A Lutheran pastor in Germany, in a letter of August 7, 1945, to the Bishop of Chichester, England, describes how a fellow pastor's "two daughters and a grandchild (ten years of age) suffer from gonorrhea, [as a] result of rape" and how "Mrs. N. was killed when she resisted an attempt to rape her," while her daughter was "raped and deported, allegedly to Omsk, Siberia, for indoctrination."
The rapists did not all wear a red star. John Dos Passos, writing in LIFE magazine for January 7, 1946, quotes a "red-faced major" as saying that "Lust, liquor and loot are the soldier's pay."
A serviceman wrote to TIME magazine for November 12, 1945 "Many a sane American family would recoil in horror if they knew how 'Our Boys' conduct themselves, with such complete callousness in human relationships over here."
An army sergeant wrote "Our own Army and the British Army ...have done their share of looting and raping... This offensive attitude among our troops is not at all general, but the percentage is large enough to have given our Army a pretty black name, and we too are considered an army of rapists."
An Italian survivor of American bombing states that Black American troops, stationed in Naples, were allowed by their superiors free access to poor, hungry, and humiliated Italian women. (...)

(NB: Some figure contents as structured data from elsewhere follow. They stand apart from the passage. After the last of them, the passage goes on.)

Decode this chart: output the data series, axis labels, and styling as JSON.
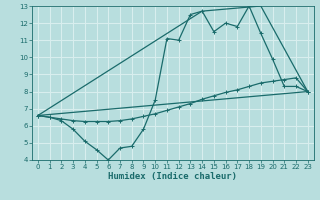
{
  "xlabel": "Humidex (Indice chaleur)",
  "xlim": [
    -0.5,
    23.5
  ],
  "ylim": [
    4,
    13
  ],
  "xticks": [
    0,
    1,
    2,
    3,
    4,
    5,
    6,
    7,
    8,
    9,
    10,
    11,
    12,
    13,
    14,
    15,
    16,
    17,
    18,
    19,
    20,
    21,
    22,
    23
  ],
  "yticks": [
    4,
    5,
    6,
    7,
    8,
    9,
    10,
    11,
    12,
    13
  ],
  "bg_color": "#b8dede",
  "grid_color": "#d8eeee",
  "line_color": "#1a6b6b",
  "line1_x": [
    0,
    1,
    2,
    3,
    4,
    5,
    6,
    7,
    8,
    9,
    10,
    11,
    12,
    13,
    14,
    15,
    16,
    17,
    18,
    19,
    20,
    21,
    22,
    23
  ],
  "line1_y": [
    6.6,
    6.5,
    6.4,
    6.3,
    6.25,
    6.25,
    6.25,
    6.3,
    6.4,
    6.55,
    6.7,
    6.9,
    7.1,
    7.3,
    7.55,
    7.75,
    7.95,
    8.1,
    8.3,
    8.5,
    8.6,
    8.7,
    8.8,
    8.0
  ],
  "line2_x": [
    0,
    1,
    2,
    3,
    4,
    5,
    6,
    7,
    8,
    9,
    10,
    11,
    12,
    13,
    14,
    15,
    16,
    17,
    18,
    19,
    20,
    21,
    22,
    23
  ],
  "line2_y": [
    6.6,
    6.5,
    6.3,
    5.8,
    5.1,
    4.6,
    4.0,
    4.7,
    4.8,
    5.8,
    7.5,
    11.1,
    11.0,
    12.5,
    12.7,
    11.5,
    12.0,
    11.8,
    13.0,
    11.4,
    9.9,
    8.3,
    8.3,
    8.0
  ],
  "line3_x": [
    0,
    23
  ],
  "line3_y": [
    6.6,
    8.0
  ],
  "line4_x": [
    0,
    14,
    19,
    23
  ],
  "line4_y": [
    6.6,
    12.7,
    13.0,
    8.0
  ]
}
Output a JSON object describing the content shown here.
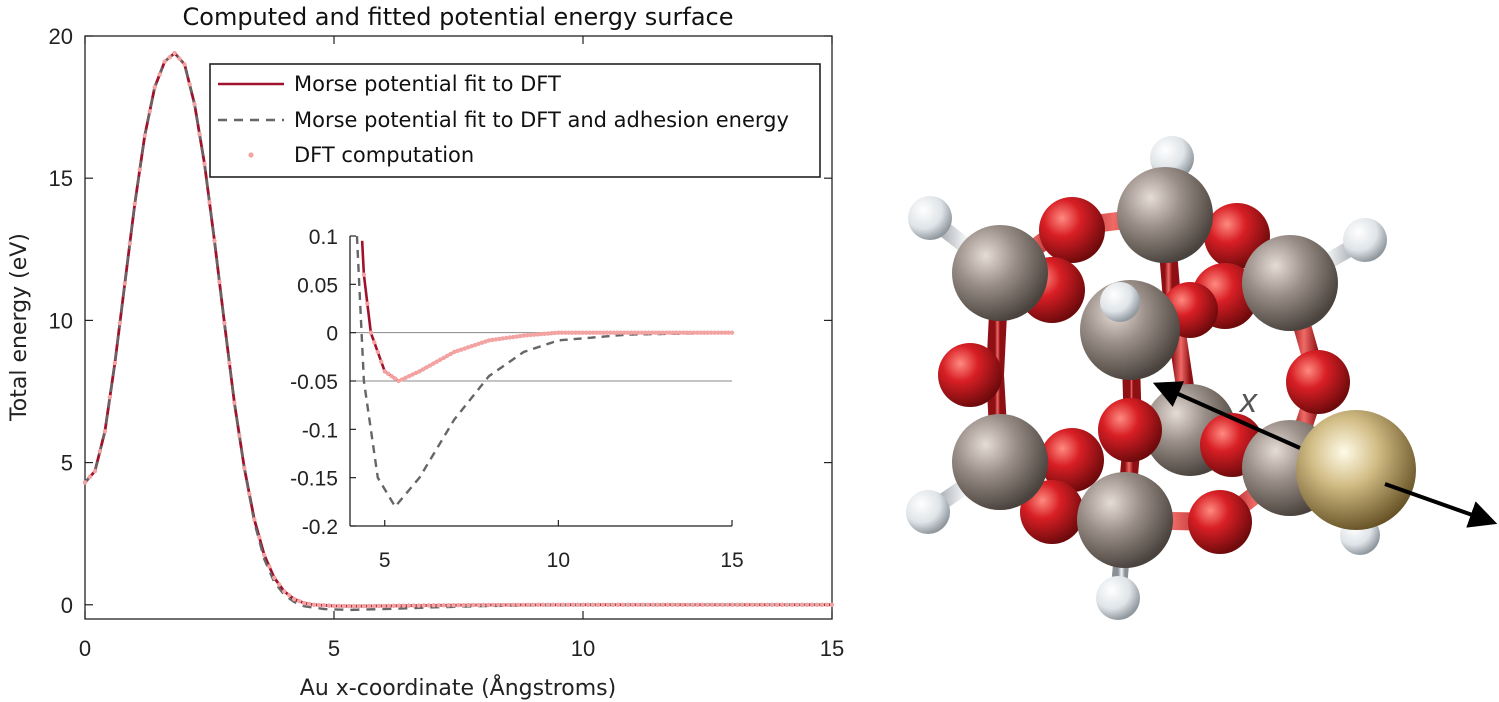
{
  "chart_data": {
    "type": "line",
    "title": "Computed and fitted potential energy surface",
    "xlabel": "Au x-coordinate (Ångstroms)",
    "ylabel": "Total energy (eV)",
    "xlim": [
      0,
      15
    ],
    "ylim": [
      -0.5,
      20
    ],
    "xticks": [
      0,
      5,
      10,
      15
    ],
    "yticks": [
      0,
      5,
      10,
      15,
      20
    ],
    "legend_position": "top-right",
    "series": [
      {
        "name": "Morse potential fit to DFT",
        "style": "solid",
        "color": "#a0122b",
        "points": [
          [
            0,
            4.3
          ],
          [
            0.2,
            4.7
          ],
          [
            0.4,
            6.1
          ],
          [
            0.6,
            8.5
          ],
          [
            0.8,
            11.3
          ],
          [
            1.0,
            14.1
          ],
          [
            1.2,
            16.5
          ],
          [
            1.4,
            18.2
          ],
          [
            1.6,
            19.1
          ],
          [
            1.8,
            19.4
          ],
          [
            2.0,
            19.0
          ],
          [
            2.2,
            17.6
          ],
          [
            2.4,
            15.5
          ],
          [
            2.6,
            12.8
          ],
          [
            2.8,
            9.9
          ],
          [
            3.0,
            7.1
          ],
          [
            3.2,
            4.8
          ],
          [
            3.4,
            3.0
          ],
          [
            3.6,
            1.75
          ],
          [
            3.8,
            0.95
          ],
          [
            4.0,
            0.47
          ],
          [
            4.2,
            0.2
          ],
          [
            4.4,
            0.06
          ],
          [
            4.6,
            0.0
          ],
          [
            5.0,
            -0.04
          ],
          [
            5.4,
            -0.05
          ],
          [
            6.0,
            -0.04
          ],
          [
            7.0,
            -0.02
          ],
          [
            8.0,
            -0.008
          ],
          [
            9.0,
            -0.003
          ],
          [
            10,
            0
          ],
          [
            15,
            0
          ]
        ]
      },
      {
        "name": "Morse potential fit to DFT and adhesion energy",
        "style": "dashed",
        "color": "#666666",
        "points": [
          [
            0,
            4.3
          ],
          [
            0.2,
            4.7
          ],
          [
            0.4,
            6.1
          ],
          [
            0.6,
            8.5
          ],
          [
            0.8,
            11.3
          ],
          [
            1.0,
            14.1
          ],
          [
            1.2,
            16.5
          ],
          [
            1.4,
            18.2
          ],
          [
            1.6,
            19.1
          ],
          [
            1.8,
            19.4
          ],
          [
            2.0,
            19.0
          ],
          [
            2.2,
            17.6
          ],
          [
            2.4,
            15.5
          ],
          [
            2.6,
            12.8
          ],
          [
            2.8,
            9.9
          ],
          [
            3.0,
            7.1
          ],
          [
            3.2,
            4.8
          ],
          [
            3.4,
            2.9
          ],
          [
            3.6,
            1.6
          ],
          [
            3.8,
            0.8
          ],
          [
            4.0,
            0.35
          ],
          [
            4.2,
            0.1
          ],
          [
            4.4,
            -0.05
          ],
          [
            4.8,
            -0.15
          ],
          [
            5.3,
            -0.18
          ],
          [
            6.0,
            -0.15
          ],
          [
            7.0,
            -0.09
          ],
          [
            8.0,
            -0.045
          ],
          [
            9.0,
            -0.02
          ],
          [
            10,
            -0.008
          ],
          [
            12,
            -0.002
          ],
          [
            15,
            0
          ]
        ]
      },
      {
        "name": "DFT computation",
        "style": "points",
        "color": "#f4a3a3",
        "x_range": [
          0,
          15
        ],
        "note_values": "sampled along Morse fit to DFT"
      }
    ],
    "inset": {
      "xlim": [
        4,
        15
      ],
      "ylim": [
        -0.2,
        0.1
      ],
      "xticks": [
        5,
        10,
        15
      ],
      "yticks": [
        0.1,
        0.05,
        0,
        -0.05,
        -0.1,
        -0.15,
        -0.2
      ],
      "ytick_labels": [
        "0.1",
        "0.05",
        "0",
        "-0.05",
        "-0.1",
        "-0.15",
        "-0.2"
      ],
      "reference_lines": [
        0,
        -0.05
      ]
    }
  },
  "figure": {
    "molecule_label": "x",
    "colors": {
      "carbon": "#8a7f78",
      "oxygen": "#c8171d",
      "hydrogen": "#e8ecef",
      "gold": "#b59a5a"
    }
  }
}
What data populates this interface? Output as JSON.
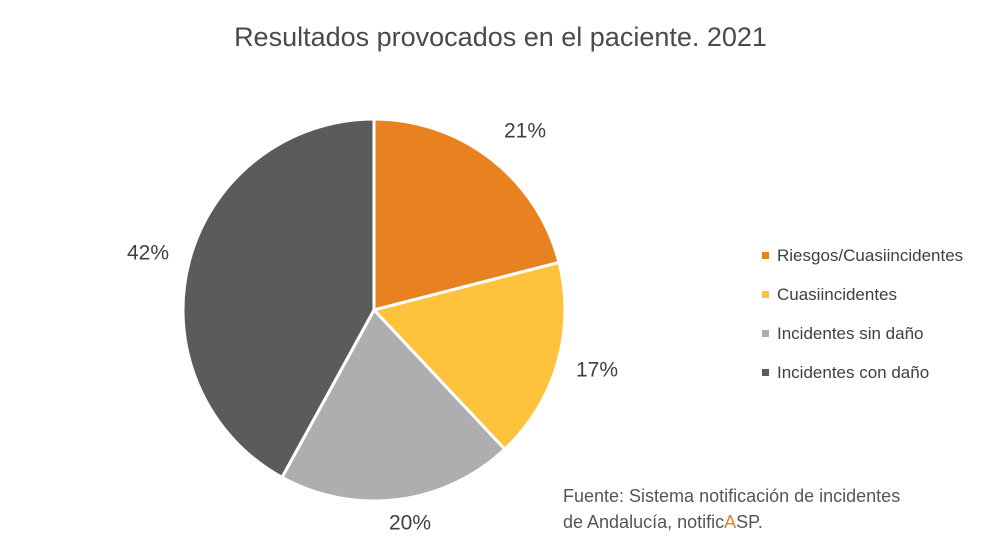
{
  "chart_data": {
    "type": "pie",
    "title": "Resultados provocados en el paciente. 2021",
    "slices": [
      {
        "label": "Riesgos/Cuasiincidentes",
        "value": 21,
        "value_label": "21%",
        "color": "#E8811F"
      },
      {
        "label": "Cuasiincidentes",
        "value": 17,
        "value_label": "17%",
        "color": "#FFC23C"
      },
      {
        "label": "Incidentes sin daño",
        "value": 20,
        "value_label": "20%",
        "color": "#AEADB0"
      },
      {
        "label": "Incidentes con daño",
        "value": 42,
        "value_label": "42%",
        "color": "#5B5B5B"
      }
    ],
    "legend_position": "right"
  },
  "source": {
    "line1": "Fuente: Sistema notificación de incidentes",
    "line2_prefix": "de Andalucía, notific",
    "line2_highlight": "A",
    "line2_suffix": "SP."
  }
}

According to an AP dispatch of September 12, 1945, entitled "German-American Marriages Forbidden", the Franklin Roosevelt government instructed its soldiers that marriage with the inferior Germans was absolutely forbidden, but those having illegitimate children by German women, whose husbands and boyfriends were conveniently dead or held as prisoners or slave laborers, could count on allowance money. And, according to TIME magazine of September 17, 1945, the government provided these soldiers with an estimated 50 million condoms per month, and graphically instructed them as to their use. For all practical purposes, our soldiers were being told: "Teach these Germans a lesson -- and have a wonderful time!" Such were the great crusaders who brought "democracy" to Europe.
For the Americans and British, open rape was not as common as among the Soviet troops. The Soviets simply raped any female from eight years up and if a German man or woman killed a Russian soldier for anything, including rape, 50 Germans were killed for each incident, as reported in TIME magazine, June 11, 1945. <end>
Thought for the Day:
Remember Erich Priebke, who is in prison, even as we speak, after having been accused of a similar, but far less brutal retaliatory act in Italy - where, as I recall, the "ratio" was 10 to 1 for every German killed?
And note as well that this is ***claimed to have happened during the war*** - not ***documented as having happened after Germany was already defeated and utterly defenseless***!